China uses facial recognition to monitor ethnic minorities

Authored by engadget.com and submitted by johnmountain

Managed by a state-run defense contractor, the so-called "alert project" matches faces from surveillance camera footage to a watchlist of suspects. The pilot forms part of the company's efforts to thwart terrorist attacks by collecting the biometric data of millions of citizens (aged between 12 to 65), which is then linked to China's household registration ID cards.

Beijing insists the strict security measures are necessary to tackle numerous incidents of violence and unrest, which it links to Islamic extremists. But activists, including Human Rights Watch, have condemned the policies as a "violation of international human rights norms." China has also been called out for restricting the religious freedoms of the region's 10 million ethnic Uyghurs, most of who are muslims, and for imposing travel restrictions on those belonging to the ethnic minority.

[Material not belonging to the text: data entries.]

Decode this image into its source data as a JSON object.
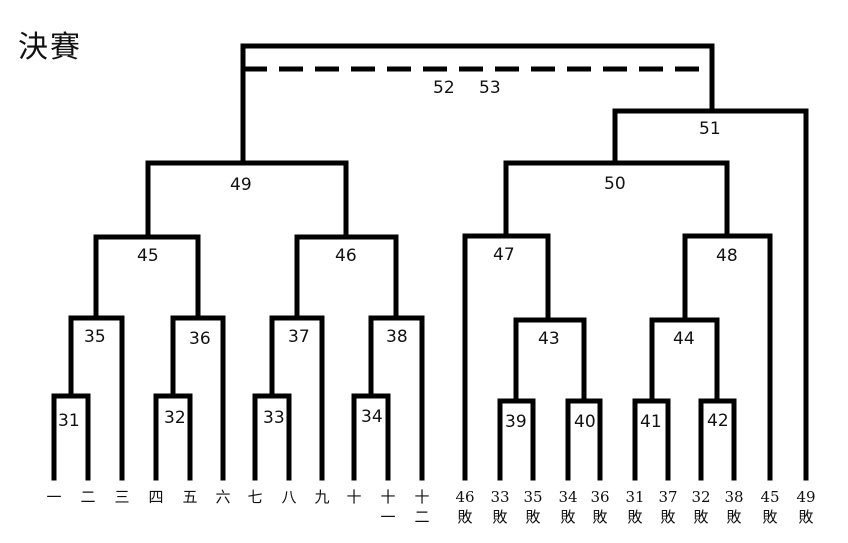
{
  "title": "決賽",
  "final_labels": [
    "52",
    "53"
  ],
  "matches": {
    "m31": "31",
    "m32": "32",
    "m33": "33",
    "m34": "34",
    "m35": "35",
    "m36": "36",
    "m37": "37",
    "m38": "38",
    "m39": "39",
    "m40": "40",
    "m41": "41",
    "m42": "42",
    "m43": "43",
    "m44": "44",
    "m45": "45",
    "m46": "46",
    "m47": "47",
    "m48": "48",
    "m49": "49",
    "m50": "50",
    "m51": "51"
  },
  "entrants": [
    {
      "l1": "一",
      "l2": ""
    },
    {
      "l1": "二",
      "l2": ""
    },
    {
      "l1": "三",
      "l2": ""
    },
    {
      "l1": "四",
      "l2": ""
    },
    {
      "l1": "五",
      "l2": ""
    },
    {
      "l1": "六",
      "l2": ""
    },
    {
      "l1": "七",
      "l2": ""
    },
    {
      "l1": "八",
      "l2": ""
    },
    {
      "l1": "九",
      "l2": ""
    },
    {
      "l1": "十",
      "l2": ""
    },
    {
      "l1": "十",
      "l2": "一"
    },
    {
      "l1": "十",
      "l2": "二"
    },
    {
      "l1": "46",
      "l2": "敗"
    },
    {
      "l1": "33",
      "l2": "敗"
    },
    {
      "l1": "35",
      "l2": "敗"
    },
    {
      "l1": "34",
      "l2": "敗"
    },
    {
      "l1": "36",
      "l2": "敗"
    },
    {
      "l1": "31",
      "l2": "敗"
    },
    {
      "l1": "37",
      "l2": "敗"
    },
    {
      "l1": "32",
      "l2": "敗"
    },
    {
      "l1": "38",
      "l2": "敗"
    },
    {
      "l1": "45",
      "l2": "敗"
    },
    {
      "l1": "49",
      "l2": "敗"
    }
  ]
}
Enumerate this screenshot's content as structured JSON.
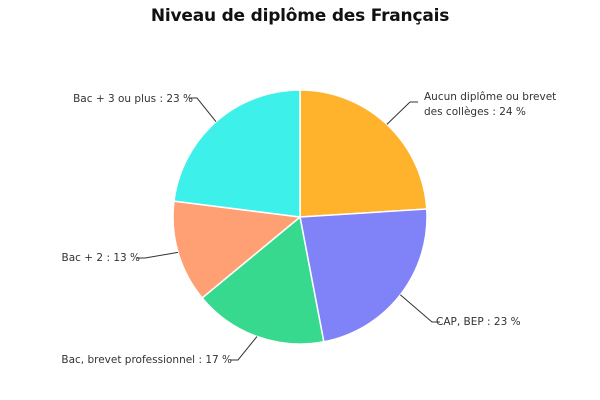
{
  "chart_data": {
    "type": "pie",
    "title": "Niveau de diplôme des Français",
    "slices": [
      {
        "label_lines": [
          "Aucun diplôme ou brevet",
          "des collèges : 24 %"
        ],
        "value": 24,
        "color": "#FFB22B"
      },
      {
        "label_lines": [
          "CAP, BEP : 23 %"
        ],
        "value": 23,
        "color": "#8083F8"
      },
      {
        "label_lines": [
          "Bac, brevet professionnel : 17 %"
        ],
        "value": 17,
        "color": "#36D98D"
      },
      {
        "label_lines": [
          "Bac + 2 : 13 %"
        ],
        "value": 13,
        "color": "#FFA074"
      },
      {
        "label_lines": [
          "Bac + 3 ou plus : 23 %"
        ],
        "value": 23,
        "color": "#3DF0EA"
      }
    ],
    "start_angle_deg": 0,
    "direction": "clockwise",
    "legend": "none"
  }
}
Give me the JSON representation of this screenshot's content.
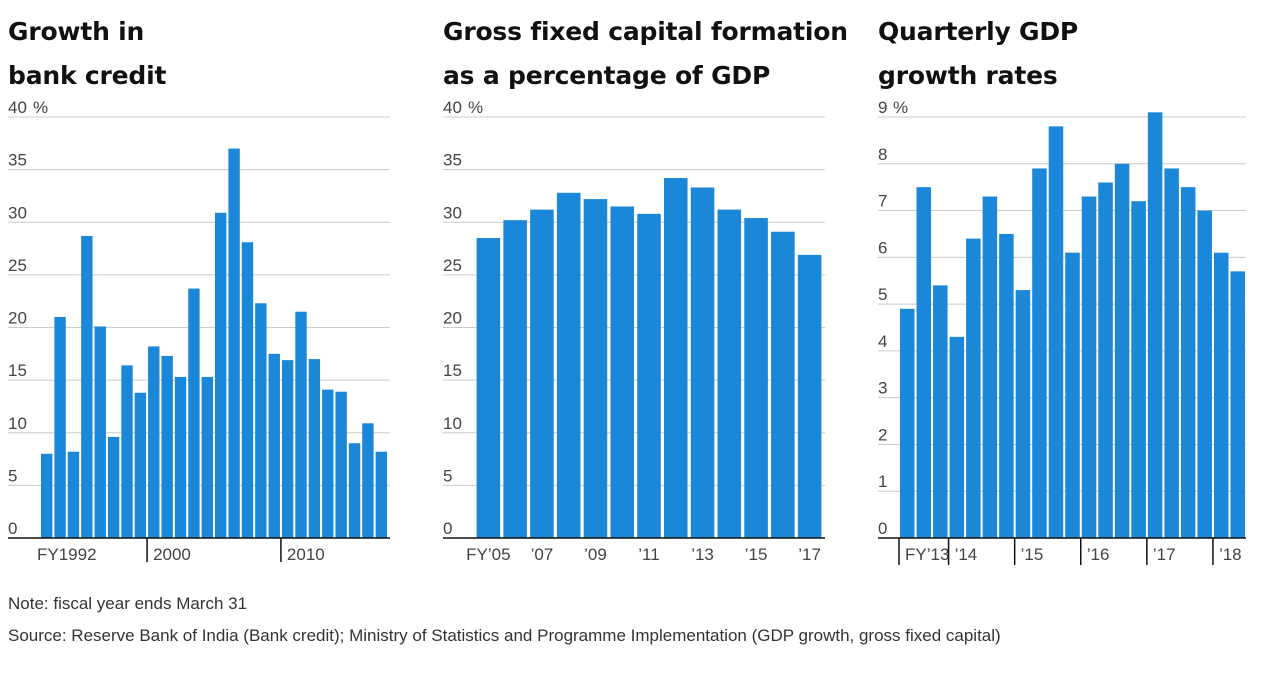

China boasts the world's largest monitoring system, with roughly 170 million CCTV cameras across the country, with plans to install 400 million new ones over the next three years. It now plans to add facial recognition to the mix with the help of AI firms in a bid to understand the mound of video evidence, and track suspects and even predict crimes (Minority Report style).

zephyer19 on January 18th, 2018 at 21:37 UTC »

NPR had a reporter go over and test the system. Seeing if the police could find him; of course this was with their cooperation. They did not alert their officers and he did not have a planned travel route, he went where he wanted. They had him within ten minutes of starting the search.

Darkqween on January 18th, 2018 at 18:51 UTC »

170 MILLION CCTV cameras let that number sink in people

spreud on January 18th, 2018 at 18:47 UTC »

Damn, a couple of days ago me and my friends were joking about "racial recognition."